When quizzed by Pulse, the DHSC said two new roles – GP assistants and digital transformation leads – will be added to the additional roles reimbursement scheme (ARRS) from October 2022. How useful this will be is another matter – a recent study showed that such healthcare professionals haven’t reduced GP workload.
The plan also sets out an intention to expand the number of mental health practitioners (MHPs) in primary care. Yet this seemed to echo updates made earlier this year to the 2022/23 Network DES, which ensured PCNs would be able to employ twice as many adult mental health practitioners, with the approval of their provider.
The DHSC told Pulse that advanced nurse practitioners would be added to the scheme at a later date.
‘We will expand the range of services from community pharmacies, increasing patient convenience and freeing GP time for more complex needs of patients’
Trailing the plan, the Department of Health and Social Care (DHSC) said pharmacies will ‘help ease pressures on GPs and free up time for appointments by managing and supplying more medicines such as contraception without a GP prescription’.
It said this ‘could free up to two million general practice appointments a year’.
However, details on this ‘enhanced role’ for pharmacists remained scant in the plan itself, which simply states: ‘Pharmacists will be able to manage and supply more medicines, without a prescription from a GP.
‘We will look to go further on enabling pharmacists with more prescribing powers and making more simple diagnostic tests available in community pharmacy.’
However, updates to the community pharmacy contract, published alongside the plan, do provide some substance.
They reveal that ‘tier 1 of a pharmacy contraception service’ will be introduced from 11 January 2023. The new service will allow high street pharmacists to ‘provide ongoing management, via a Patient Group Direction, of routine oral contraception that was initiated in general practice or a sexual health clinic’. They will be paid a fee per consultation of £18, as well as an initial ‘set-up fee’ of £900.
‘We will expect the local NHS (integrated care boards) to intervene where services need to be improved’
In keeping with the plan as a whole, detail is lacking on how and when Integrated Care Boards (ICBs) might be expected to ‘intervene’. But ICBs by their nature are not as local as CCGs, leaving GPs concerned actions will be more punitive.
Tower Hamlets GP Dr Selvaseelan Selvarajah say: ‘ICBs are still being set up and we don’t have an idea of what exactly is going to be measured, so I can’t see how ICBs intervening is going to help.

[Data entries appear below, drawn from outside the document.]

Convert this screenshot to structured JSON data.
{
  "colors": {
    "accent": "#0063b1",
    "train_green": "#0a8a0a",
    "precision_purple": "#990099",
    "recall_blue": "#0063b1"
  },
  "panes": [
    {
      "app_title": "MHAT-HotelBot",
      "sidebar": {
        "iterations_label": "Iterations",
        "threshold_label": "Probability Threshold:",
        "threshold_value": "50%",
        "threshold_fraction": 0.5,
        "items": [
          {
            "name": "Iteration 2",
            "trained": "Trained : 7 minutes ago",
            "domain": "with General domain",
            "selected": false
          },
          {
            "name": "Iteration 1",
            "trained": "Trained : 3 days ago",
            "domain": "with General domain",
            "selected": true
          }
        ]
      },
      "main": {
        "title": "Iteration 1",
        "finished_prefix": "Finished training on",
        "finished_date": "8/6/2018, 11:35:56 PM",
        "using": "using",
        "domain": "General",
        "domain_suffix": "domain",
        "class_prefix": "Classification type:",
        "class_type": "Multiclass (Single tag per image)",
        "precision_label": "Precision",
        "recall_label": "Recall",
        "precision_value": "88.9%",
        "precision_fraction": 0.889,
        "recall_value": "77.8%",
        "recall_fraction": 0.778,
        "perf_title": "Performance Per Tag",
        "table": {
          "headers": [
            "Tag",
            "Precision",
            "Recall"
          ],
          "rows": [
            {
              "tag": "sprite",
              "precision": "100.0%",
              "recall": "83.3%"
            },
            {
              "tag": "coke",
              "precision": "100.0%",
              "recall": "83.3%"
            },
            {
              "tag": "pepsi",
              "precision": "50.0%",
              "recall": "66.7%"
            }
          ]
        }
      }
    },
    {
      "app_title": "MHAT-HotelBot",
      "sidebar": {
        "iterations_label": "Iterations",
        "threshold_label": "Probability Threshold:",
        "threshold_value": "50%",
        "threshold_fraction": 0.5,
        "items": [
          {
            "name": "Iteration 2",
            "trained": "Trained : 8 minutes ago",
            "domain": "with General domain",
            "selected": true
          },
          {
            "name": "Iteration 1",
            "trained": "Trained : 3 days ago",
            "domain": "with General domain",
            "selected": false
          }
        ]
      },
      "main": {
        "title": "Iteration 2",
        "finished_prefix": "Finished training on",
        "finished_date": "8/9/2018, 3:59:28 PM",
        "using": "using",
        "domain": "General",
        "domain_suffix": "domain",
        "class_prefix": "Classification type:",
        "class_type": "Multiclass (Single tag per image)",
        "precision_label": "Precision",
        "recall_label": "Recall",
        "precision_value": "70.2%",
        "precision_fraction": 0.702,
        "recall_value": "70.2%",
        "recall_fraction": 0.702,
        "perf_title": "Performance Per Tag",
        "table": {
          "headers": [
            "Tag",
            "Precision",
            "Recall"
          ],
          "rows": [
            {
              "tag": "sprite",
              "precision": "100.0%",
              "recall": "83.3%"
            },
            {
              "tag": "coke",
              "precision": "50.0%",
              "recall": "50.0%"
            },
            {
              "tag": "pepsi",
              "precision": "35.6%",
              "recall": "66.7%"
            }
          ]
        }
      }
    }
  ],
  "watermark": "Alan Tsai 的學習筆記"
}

CCGs would certainly have known what practices were struggling anyway, so I’m not sure what new this is going to add.’
He adds that a lack of local knowledge in ICBs could ‘absolutely’ be a problem: ‘I don’t think ICBs have the capacity to be performance managing general practice at the moment, even CCGs struggled and now you have mergers of CCGs forming much larger bodies, which are still being formed, not all roles – certainly locally – have been recruited to so I’m not sure how this idea will work.’
Tower Hamlets LMC chair Dr Jackie Applebee says the plan fails to understand general practice: ‘Most of us are running digital access alongside telephone or walk-in appointments, and in general, wait times to see a GP have gone down. In my practice, we speak to most people within 24-48 hours of them getting in touch.
‘The pandemic has transformed access and Thérèse Coffey seems to be behind the times on this.’